The interest earnings are the coupon rate. The other earnings are the capital gain - this is amortized over the life of the bond (on a discount bond where the current rate is greater than the coupon rate - you take the amount less than face and amortize it over the expected life of the loan). If the life of the bond is shortened through a call option exercised by the issuer, then the gain is accellerated (and as always, gains sooner = higher present value). If it was a premium bond, with the premium paid is amortized over the life of the bond - a call accelerates the recognition of the premium expense and incurs a loss.
jcole21 Wrote: ------------------------------------------------------- > The interest earnings are the coupon rate. The > other earnings are the capital gain - this is > amortized over the life of the bond (on a discount > bond where the current rate is greater than the > coupon rate - you take the amount less than face > and amortize it over the expected life of the > loan). If the life of the bond is shortened > through a call option exercised by the issuer, > then the gain is accellerated (and as always, > gains sooner = higher present value). > > If it was a premium bond, with the premium paid is > amortized over the life of the bond - a call > accelerates the recognition of the premium expense > and incurs a loss. Very good explanation.
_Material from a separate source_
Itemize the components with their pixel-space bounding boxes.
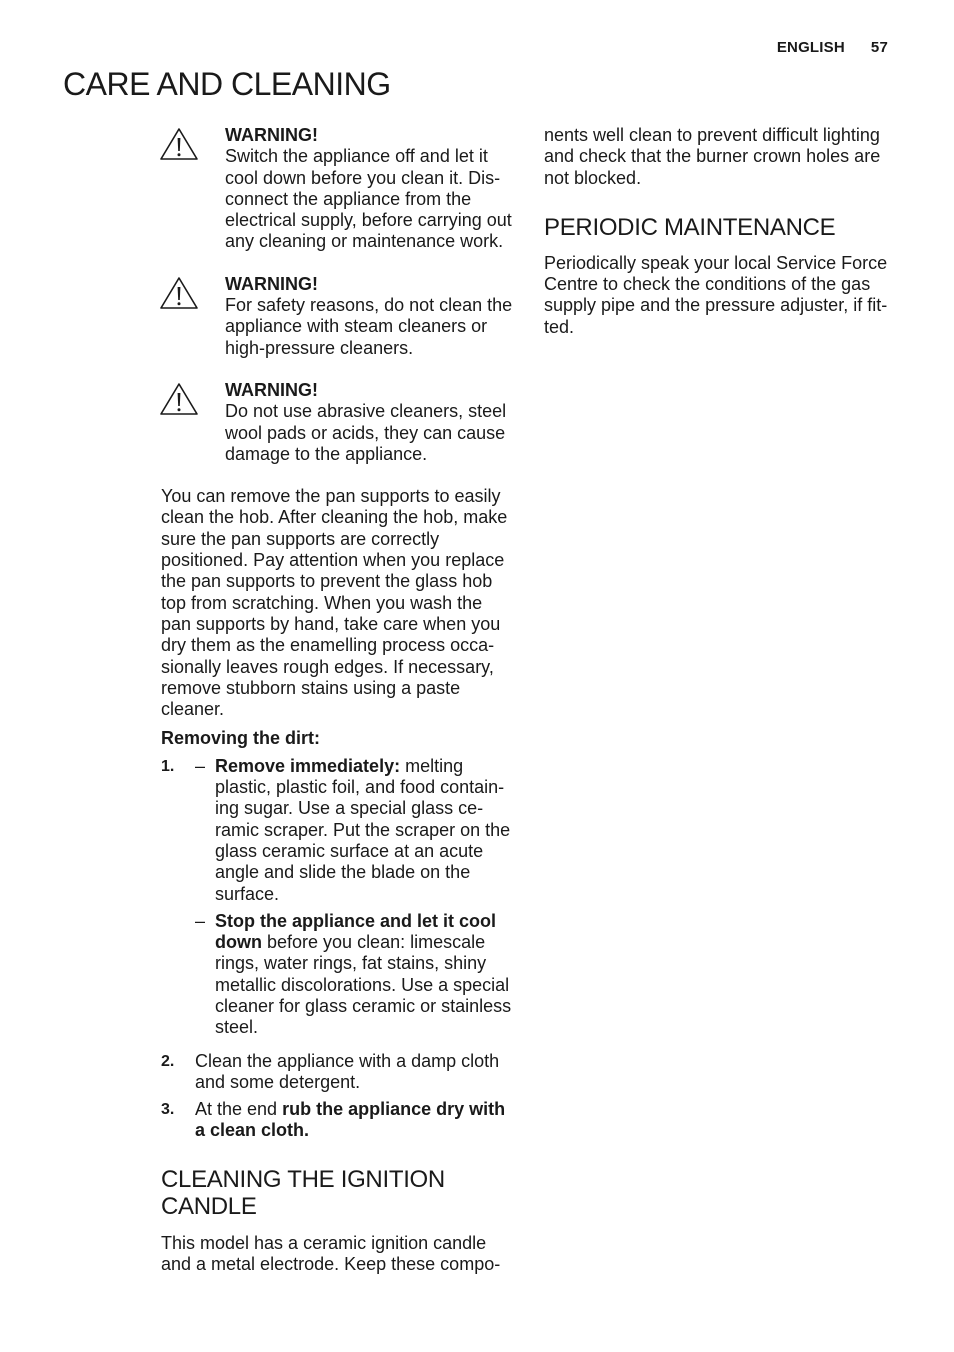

Thanks jcole21. I have one more question regarding that why is ytc is not quoted when YTC>YTM or when bond is at discount .(Pg 103 of Schweser notes).
par15 Wrote: ------------------------------------------------------- > Thanks jcole21. > > I have one more question regarding that > > why is ytc is not quoted when YTC>YTM or when bond > is at discount .(Pg 103 of Schweser notes). Because the bond will never be called under those circumstances, the caller would lose money by issueing the call.